BCMCR Research Seminar – Jazz Studies: What’s the Alternative? Short Takes on Jazz in Crisis
1600-1730 Wednesday 28 October 2020
Online event: Please register on Eventbrite at this link; the online meeting link will be emailed out to those who sign up.
Jazz is in crisis. Musicians are out of work, venues are closing, festivals are mostly cancelled, and a lot of what we do is happening virtually. As with the music industries more broadly, the future for jazz is very uncertain and the prospects for change unclear. What is to be done? Through a series of short takes on our current situation, we focus on the kinds of challenges we face as jazz researchers and performers, and explore some of the alternatives available to us.
Petter Frost Fadnes: Jazzaerialism – balanced/unbalanced alternativity
Nick Gebhardt: To play of not to play? making music together…virtually
Christopher Mapp: Slime mould improvisers
Nic Pillai: Make a better jazz world
Tony Whyton: Out of the blue: towards an alternative jazz studies
About the speakers:
Petter Frost Fadnes is a Norwegian saxophone player, lecturer and researcher based at the University of Stavanger. With a PhD in performance from the University of Leeds, Frost Fadnes was for many years part of the highly creative Leeds music scene, and now performs regularly with The Geordie Approach, Mole and Kitchen Orchestra. He has released several albums, tours internationally, and continues to seek ‘the perfect melody’ through eclectic musical approaches – mostly within the settings of improvised music. Working in parallel as a practice-based researcher, Frost Fadnes’ interest is focused on improvisational thinking; methods and approaches related to performative processes. In parallel with varying degrees of transdisciplinary theory, his research tends to utilized ethnographic and reflective approaches, with the aim to contribute multiple perspectives of subjectivity to the improvisational discourse.

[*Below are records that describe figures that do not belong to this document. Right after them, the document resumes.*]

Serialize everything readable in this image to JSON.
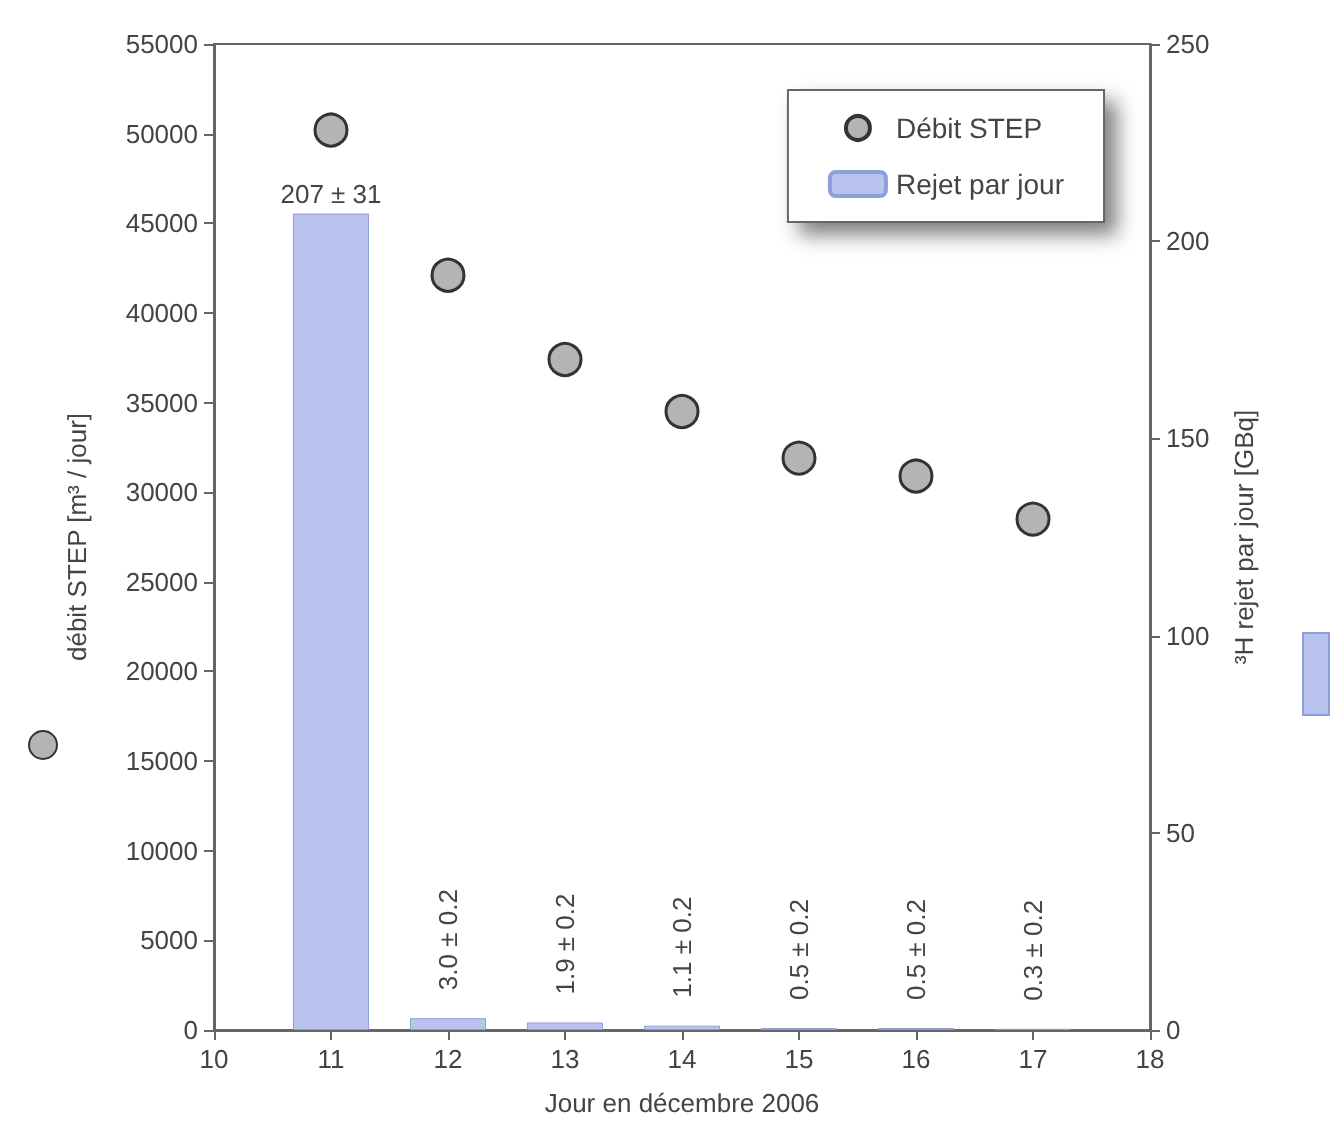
{
  "chart_data": {
    "type": "bar",
    "xlabel": "Jour en décembre 2006",
    "ylabel": "débit STEP [m³ / jour]",
    "y2label": "³H rejet par jour [GBq]",
    "x": [
      11,
      12,
      13,
      14,
      15,
      16,
      17
    ],
    "series": [
      {
        "name": "Rejet par jour",
        "axis": "y2",
        "color": "#b8c4ee",
        "values": [
          207,
          3.0,
          1.9,
          1.1,
          0.5,
          0.5,
          0.3
        ],
        "value_labels": [
          "207 ± 31",
          "3.0 ± 0.2",
          "1.9 ± 0.2",
          "1.1 ± 0.2",
          "0.5 ± 0.2",
          "0.5 ± 0.2",
          "0.3 ± 0.2"
        ]
      },
      {
        "name": "Débit STEP",
        "type": "scatter",
        "color": "#b4b4b4",
        "marker": "circle",
        "values": [
          50200,
          42100,
          37400,
          34500,
          31900,
          30900,
          28500
        ]
      }
    ],
    "xlim": [
      10,
      18
    ],
    "xticks": [
      10,
      11,
      12,
      13,
      14,
      15,
      16,
      17,
      18
    ],
    "ylim": [
      0,
      55000
    ],
    "yticks": [
      0,
      5000,
      10000,
      15000,
      20000,
      25000,
      30000,
      35000,
      40000,
      45000,
      50000,
      55000
    ],
    "y2lim": [
      0,
      250
    ],
    "y2ticks": [
      0,
      50,
      100,
      150,
      200,
      250
    ],
    "grid": false,
    "legend": "top right"
  }
}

With this in mind, Frost Fadnes has published on a wide range of performance-based topics, such as jazz collectives, cultural factories, film scoring, jazz for young people and improvisational pedagogy. He is Associate Professor and Assistant Dean of Research at the Faculty of Performing Arts, and former principal investigator for the HERA-funded research project Rhythm Changes: Jazz Cultures and European Identities. His book, Jazz on the Line – Improvisation in Practice, was published by Routledge in 2020.
Nick Gebhardt is Professor of Jazz and Popular Music Studies at BCU and Director of the Birmingham Centre for Media and Cultural Research. His work focuses on jazz and popular music in American culture, and his publications include Going for Jazz: Musical Practices and American Ideology and Vaudeville Melodies: Popular Musicians and Mass Entertainment in American Culture, 1870-1929. He is also the co-editor with BCU colleague Professor Tony Whyton of The Cultural Politics of Jazz Collectives, The Routledge Companion to Jazz Studies (Routledge), and the Routledge book series, Transnational Studies in Jazz.

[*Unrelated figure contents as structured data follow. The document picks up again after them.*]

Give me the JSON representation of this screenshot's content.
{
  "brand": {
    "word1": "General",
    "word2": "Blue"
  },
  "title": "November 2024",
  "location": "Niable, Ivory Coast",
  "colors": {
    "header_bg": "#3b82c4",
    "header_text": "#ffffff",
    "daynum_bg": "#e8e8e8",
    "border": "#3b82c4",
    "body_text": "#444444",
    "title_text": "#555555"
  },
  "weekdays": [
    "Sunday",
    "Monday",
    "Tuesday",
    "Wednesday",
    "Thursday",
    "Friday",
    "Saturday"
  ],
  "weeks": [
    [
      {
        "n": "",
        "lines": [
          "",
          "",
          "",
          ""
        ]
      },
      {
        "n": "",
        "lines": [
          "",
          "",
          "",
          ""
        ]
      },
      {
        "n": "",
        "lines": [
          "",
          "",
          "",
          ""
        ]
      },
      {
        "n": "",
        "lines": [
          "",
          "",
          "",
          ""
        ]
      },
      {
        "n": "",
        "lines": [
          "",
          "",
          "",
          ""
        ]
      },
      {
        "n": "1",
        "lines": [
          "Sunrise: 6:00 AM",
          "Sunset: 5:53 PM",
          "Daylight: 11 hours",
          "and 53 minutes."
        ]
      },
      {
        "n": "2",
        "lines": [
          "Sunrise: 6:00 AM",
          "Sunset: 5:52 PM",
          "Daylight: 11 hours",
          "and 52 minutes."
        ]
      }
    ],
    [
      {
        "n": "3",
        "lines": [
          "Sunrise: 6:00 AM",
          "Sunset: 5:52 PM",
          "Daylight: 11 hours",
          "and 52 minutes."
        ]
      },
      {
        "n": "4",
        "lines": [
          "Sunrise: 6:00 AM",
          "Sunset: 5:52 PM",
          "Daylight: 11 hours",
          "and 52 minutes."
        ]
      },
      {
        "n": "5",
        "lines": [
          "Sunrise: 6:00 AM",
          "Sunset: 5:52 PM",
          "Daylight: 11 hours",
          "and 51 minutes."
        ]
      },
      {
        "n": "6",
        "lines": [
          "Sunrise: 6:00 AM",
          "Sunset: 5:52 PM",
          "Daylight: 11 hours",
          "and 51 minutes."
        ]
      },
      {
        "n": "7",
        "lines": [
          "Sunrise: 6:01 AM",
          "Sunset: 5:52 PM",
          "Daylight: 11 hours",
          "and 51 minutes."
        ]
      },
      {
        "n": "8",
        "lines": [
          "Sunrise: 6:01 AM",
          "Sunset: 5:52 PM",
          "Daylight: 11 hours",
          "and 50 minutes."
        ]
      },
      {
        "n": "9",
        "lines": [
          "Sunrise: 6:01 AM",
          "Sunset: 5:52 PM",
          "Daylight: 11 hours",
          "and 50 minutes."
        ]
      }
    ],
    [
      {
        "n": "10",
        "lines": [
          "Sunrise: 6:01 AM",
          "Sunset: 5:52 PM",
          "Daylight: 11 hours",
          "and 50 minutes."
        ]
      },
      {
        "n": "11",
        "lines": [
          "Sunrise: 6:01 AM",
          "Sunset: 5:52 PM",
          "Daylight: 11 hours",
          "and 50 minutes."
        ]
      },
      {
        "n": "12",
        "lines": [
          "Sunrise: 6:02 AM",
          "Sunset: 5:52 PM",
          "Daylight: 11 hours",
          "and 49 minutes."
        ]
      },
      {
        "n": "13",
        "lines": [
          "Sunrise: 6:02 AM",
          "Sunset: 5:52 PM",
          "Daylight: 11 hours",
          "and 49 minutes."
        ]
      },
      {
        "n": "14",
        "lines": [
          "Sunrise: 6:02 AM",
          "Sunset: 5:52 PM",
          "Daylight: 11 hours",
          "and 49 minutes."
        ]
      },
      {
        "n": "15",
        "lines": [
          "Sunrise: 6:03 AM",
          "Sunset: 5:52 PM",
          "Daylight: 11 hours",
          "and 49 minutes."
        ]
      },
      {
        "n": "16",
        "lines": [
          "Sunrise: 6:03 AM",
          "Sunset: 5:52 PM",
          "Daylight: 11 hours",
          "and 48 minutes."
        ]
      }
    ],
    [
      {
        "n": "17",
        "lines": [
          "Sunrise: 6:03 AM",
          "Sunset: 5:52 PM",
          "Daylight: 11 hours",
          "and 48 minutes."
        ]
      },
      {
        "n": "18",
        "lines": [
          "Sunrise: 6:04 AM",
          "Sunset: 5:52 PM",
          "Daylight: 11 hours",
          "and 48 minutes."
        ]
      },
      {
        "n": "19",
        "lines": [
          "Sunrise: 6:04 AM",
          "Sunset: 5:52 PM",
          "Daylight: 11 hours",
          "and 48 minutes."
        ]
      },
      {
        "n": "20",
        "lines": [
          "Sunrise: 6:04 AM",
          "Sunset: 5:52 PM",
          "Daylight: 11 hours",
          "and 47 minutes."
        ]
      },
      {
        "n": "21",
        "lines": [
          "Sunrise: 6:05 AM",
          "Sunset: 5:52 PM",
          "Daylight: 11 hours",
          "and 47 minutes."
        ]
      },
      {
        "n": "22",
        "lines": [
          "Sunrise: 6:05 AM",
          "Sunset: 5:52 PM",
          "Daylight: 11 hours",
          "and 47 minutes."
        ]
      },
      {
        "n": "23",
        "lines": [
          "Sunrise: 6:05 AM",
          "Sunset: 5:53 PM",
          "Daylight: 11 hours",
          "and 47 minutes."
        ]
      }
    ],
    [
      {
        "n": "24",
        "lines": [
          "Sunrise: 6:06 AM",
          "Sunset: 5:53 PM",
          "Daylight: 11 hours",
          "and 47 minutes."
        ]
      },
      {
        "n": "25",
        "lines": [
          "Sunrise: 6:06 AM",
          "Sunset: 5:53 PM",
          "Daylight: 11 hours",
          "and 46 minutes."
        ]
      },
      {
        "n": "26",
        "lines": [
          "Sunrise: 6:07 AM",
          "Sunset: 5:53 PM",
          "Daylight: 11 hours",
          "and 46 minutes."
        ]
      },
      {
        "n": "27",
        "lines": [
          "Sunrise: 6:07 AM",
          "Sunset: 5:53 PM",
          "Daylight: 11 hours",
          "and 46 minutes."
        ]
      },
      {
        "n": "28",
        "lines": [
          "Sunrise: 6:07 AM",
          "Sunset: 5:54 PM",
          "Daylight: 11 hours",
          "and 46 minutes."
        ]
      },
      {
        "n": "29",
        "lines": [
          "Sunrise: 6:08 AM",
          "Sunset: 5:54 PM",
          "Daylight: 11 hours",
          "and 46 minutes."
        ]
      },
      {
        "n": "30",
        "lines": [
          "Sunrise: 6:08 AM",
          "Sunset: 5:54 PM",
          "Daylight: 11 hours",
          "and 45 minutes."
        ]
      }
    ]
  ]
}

Chris Mapp is a bass player, improviser and composer living and working in Birmingham. His work falls somewhere between composition and improvisation, using sound, music and electronics to satisfy his own sonic curiosity. As a bandleader with Gonimoblast he has worked with Arve Henriksen, Maja Ratkje, Mark Sanders, Leafcutter John and Dan Nicholls as well as being a key member of the healthy Birmingham improvised music scene. As a composer Chris uses written material as a way of igniting improvisation within an ensemble context combined with electronics, sound spatialisation and visuals. Written themes become points of departure, destinations or fragments of group improvisation. Chris has played at countless festivals, had music released on independent labels Stoney Lane Records, FMR Records, Record Kicks as well as several BBC Radio live broadcasts and record sessions.

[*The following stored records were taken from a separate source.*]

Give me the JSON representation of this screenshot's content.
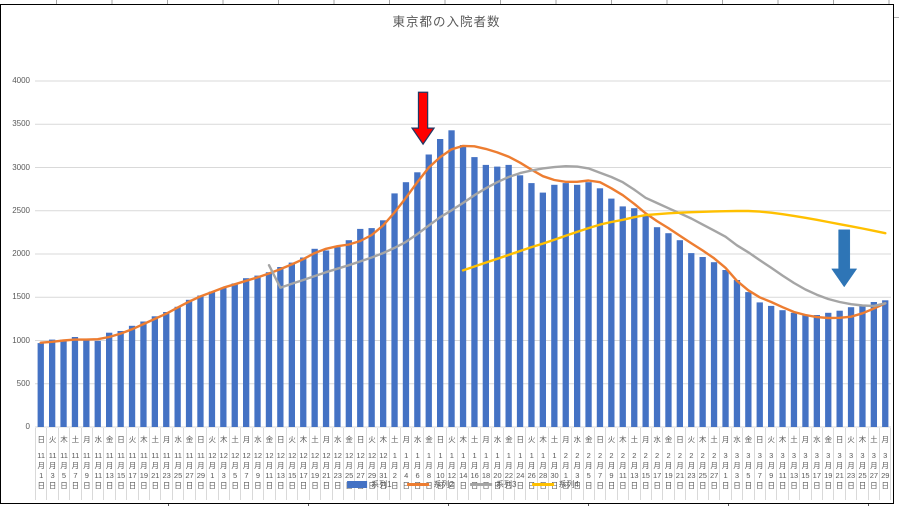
{
  "chart_data": {
    "type": "combo-bar-line",
    "title": "東京都の入院者数",
    "ylim": [
      0,
      4000
    ],
    "y_step": 500,
    "grid": true,
    "legend_position": "bottom-center",
    "x_label_suffixes": {
      "month": "月",
      "day": "日"
    },
    "x": [
      [
        "日",
        "11",
        "1"
      ],
      [
        "火",
        "11",
        "3"
      ],
      [
        "木",
        "11",
        "5"
      ],
      [
        "土",
        "11",
        "7"
      ],
      [
        "月",
        "11",
        "9"
      ],
      [
        "水",
        "11",
        "11"
      ],
      [
        "金",
        "11",
        "13"
      ],
      [
        "日",
        "11",
        "15"
      ],
      [
        "火",
        "11",
        "17"
      ],
      [
        "木",
        "11",
        "19"
      ],
      [
        "土",
        "11",
        "21"
      ],
      [
        "月",
        "11",
        "23"
      ],
      [
        "水",
        "11",
        "25"
      ],
      [
        "金",
        "11",
        "27"
      ],
      [
        "日",
        "11",
        "29"
      ],
      [
        "火",
        "12",
        "1"
      ],
      [
        "木",
        "12",
        "3"
      ],
      [
        "土",
        "12",
        "5"
      ],
      [
        "月",
        "12",
        "7"
      ],
      [
        "水",
        "12",
        "9"
      ],
      [
        "金",
        "12",
        "11"
      ],
      [
        "日",
        "12",
        "13"
      ],
      [
        "火",
        "12",
        "15"
      ],
      [
        "木",
        "12",
        "17"
      ],
      [
        "土",
        "12",
        "19"
      ],
      [
        "月",
        "12",
        "21"
      ],
      [
        "水",
        "12",
        "23"
      ],
      [
        "金",
        "12",
        "25"
      ],
      [
        "日",
        "12",
        "27"
      ],
      [
        "火",
        "12",
        "29"
      ],
      [
        "木",
        "12",
        "31"
      ],
      [
        "土",
        "1",
        "2"
      ],
      [
        "月",
        "1",
        "4"
      ],
      [
        "水",
        "1",
        "6"
      ],
      [
        "金",
        "1",
        "8"
      ],
      [
        "日",
        "1",
        "10"
      ],
      [
        "火",
        "1",
        "12"
      ],
      [
        "木",
        "1",
        "14"
      ],
      [
        "土",
        "1",
        "16"
      ],
      [
        "月",
        "1",
        "18"
      ],
      [
        "水",
        "1",
        "20"
      ],
      [
        "金",
        "1",
        "22"
      ],
      [
        "日",
        "1",
        "24"
      ],
      [
        "火",
        "1",
        "26"
      ],
      [
        "木",
        "1",
        "28"
      ],
      [
        "土",
        "1",
        "30"
      ],
      [
        "月",
        "2",
        "1"
      ],
      [
        "水",
        "2",
        "3"
      ],
      [
        "金",
        "2",
        "5"
      ],
      [
        "日",
        "2",
        "7"
      ],
      [
        "火",
        "2",
        "9"
      ],
      [
        "木",
        "2",
        "11"
      ],
      [
        "土",
        "2",
        "13"
      ],
      [
        "月",
        "2",
        "15"
      ],
      [
        "水",
        "2",
        "17"
      ],
      [
        "金",
        "2",
        "19"
      ],
      [
        "日",
        "2",
        "21"
      ],
      [
        "火",
        "2",
        "23"
      ],
      [
        "木",
        "2",
        "25"
      ],
      [
        "土",
        "2",
        "27"
      ],
      [
        "月",
        "3",
        "1"
      ],
      [
        "水",
        "3",
        "3"
      ],
      [
        "金",
        "3",
        "5"
      ],
      [
        "日",
        "3",
        "7"
      ],
      [
        "火",
        "3",
        "9"
      ],
      [
        "木",
        "3",
        "11"
      ],
      [
        "土",
        "3",
        "13"
      ],
      [
        "月",
        "3",
        "15"
      ],
      [
        "水",
        "3",
        "17"
      ],
      [
        "金",
        "3",
        "19"
      ],
      [
        "日",
        "3",
        "21"
      ],
      [
        "火",
        "3",
        "23"
      ],
      [
        "木",
        "3",
        "25"
      ],
      [
        "土",
        "3",
        "27"
      ],
      [
        "月",
        "3",
        "29"
      ]
    ],
    "series": [
      {
        "name": "系列1",
        "type": "bar",
        "color": "#4472C4",
        "start_index": 0,
        "values": [
          970,
          1010,
          1010,
          1040,
          1005,
          995,
          1090,
          1110,
          1170,
          1220,
          1280,
          1330,
          1390,
          1470,
          1520,
          1565,
          1610,
          1660,
          1720,
          1750,
          1790,
          1850,
          1900,
          1960,
          2060,
          2040,
          2080,
          2160,
          2290,
          2300,
          2390,
          2700,
          2830,
          2945,
          3150,
          3330,
          3430,
          3260,
          3120,
          3030,
          3010,
          3030,
          2910,
          2820,
          2710,
          2800,
          2820,
          2800,
          2830,
          2760,
          2640,
          2550,
          2530,
          2450,
          2310,
          2240,
          2160,
          2010,
          1965,
          1905,
          1815,
          1700,
          1560,
          1440,
          1400,
          1350,
          1320,
          1300,
          1295,
          1320,
          1345,
          1385,
          1410,
          1445,
          1465
        ]
      },
      {
        "name": "系列2",
        "type": "line",
        "color": "#ED7D31",
        "start_index": 0,
        "values": [
          975,
          985,
          1000,
          1010,
          1010,
          1015,
          1040,
          1080,
          1130,
          1190,
          1250,
          1310,
          1380,
          1450,
          1510,
          1560,
          1610,
          1650,
          1690,
          1730,
          1775,
          1825,
          1880,
          1940,
          2010,
          2060,
          2090,
          2110,
          2150,
          2220,
          2330,
          2480,
          2650,
          2830,
          3000,
          3120,
          3210,
          3250,
          3245,
          3215,
          3175,
          3125,
          3055,
          2975,
          2900,
          2855,
          2835,
          2835,
          2850,
          2830,
          2760,
          2680,
          2580,
          2470,
          2380,
          2300,
          2210,
          2125,
          2040,
          1950,
          1840,
          1690,
          1580,
          1500,
          1445,
          1385,
          1330,
          1295,
          1270,
          1260,
          1262,
          1275,
          1315,
          1370,
          1430
        ]
      },
      {
        "name": "系列3",
        "type": "line",
        "color": "#A5A5A5",
        "start_index": 20,
        "values": [
          1870,
          1610,
          1655,
          1700,
          1745,
          1790,
          1830,
          1870,
          1915,
          1960,
          2010,
          2070,
          2140,
          2230,
          2330,
          2425,
          2505,
          2590,
          2680,
          2760,
          2830,
          2890,
          2935,
          2965,
          2990,
          3005,
          3015,
          3010,
          2990,
          2940,
          2890,
          2830,
          2745,
          2650,
          2590,
          2530,
          2470,
          2410,
          2340,
          2270,
          2200,
          2100,
          2020,
          1930,
          1840,
          1750,
          1665,
          1590,
          1530,
          1480,
          1445,
          1420,
          1405,
          1400,
          1430
        ]
      },
      {
        "name": "系列4",
        "type": "line",
        "color": "#FFC000",
        "start_index": 37,
        "values": [
          1810,
          1855,
          1900,
          1945,
          1990,
          2035,
          2080,
          2120,
          2165,
          2210,
          2255,
          2300,
          2340,
          2370,
          2395,
          2425,
          2450,
          2460,
          2470,
          2478,
          2483,
          2488,
          2492,
          2495,
          2497,
          2497,
          2490,
          2478,
          2460,
          2440,
          2418,
          2395,
          2370,
          2345,
          2320,
          2295,
          2268,
          2240
        ]
      }
    ],
    "annotations": [
      {
        "name": "red-down-arrow",
        "shape": "down-arrow",
        "fill": "#FF0000",
        "outline": "#203864",
        "x_index": 33.5,
        "top_value": 3870,
        "tip_value": 3270,
        "points_at_label": "1月6日-1月8日"
      },
      {
        "name": "blue-down-arrow",
        "shape": "down-arrow",
        "fill": "#2E75B6",
        "outline": "none",
        "x_index": 70.4,
        "top_value": 2280,
        "tip_value": 1620,
        "points_at_label": "3月21日"
      }
    ]
  }
}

Dr Nicolas Pillai is a Research Fellow at Birmingham City University and co-editor of Jazz Research Journal. In 2017, he was awarded an AHRC ECR Research Leadership Fellowship. Jazz 625 Live, shown on BBC Four and based on his research, went on to win Best Music Programme at the UK Broadcast Awards 2020. He is currently working on the collection Rethinking Miles Davis for Oxford University Press.
Tony Whyton is Professor of Jazz Studies at BCU. His critically acclaimed books Jazz Icons: Heroes, Myths and the Jazz Tradition (Cambridge University Press, 2010) and Beyond A Love Supreme: John Coltrane and the Legacy of an Album (Oxford University Press, 2013) have sought to develop cross-disciplinary methods of musical enquiry. From 2010-2013, Tony worked as Project Leader for the award-winning Rhythm Changes: Jazz Cultures and European Identities projects and from 2015-2018 he led the JPI Heritage+ research project Cultural Heritage and Improvised Music and European Festivals (CHIME). Tony currently co-edits the Routledge Transnational Studies in Jazz monograph series alongside BCU colleague Professor Nick Gebhardt. He also co-edited The Cultural Politics of Jazz Collectives: This Is Our Music (Routledge) in 2015 and The Routledge Companion to Jazz Studies in 2018. In addition to his research activities, Tony currently works as a KE & Impact Fellow for the Humanities in the European Research Area (HERA).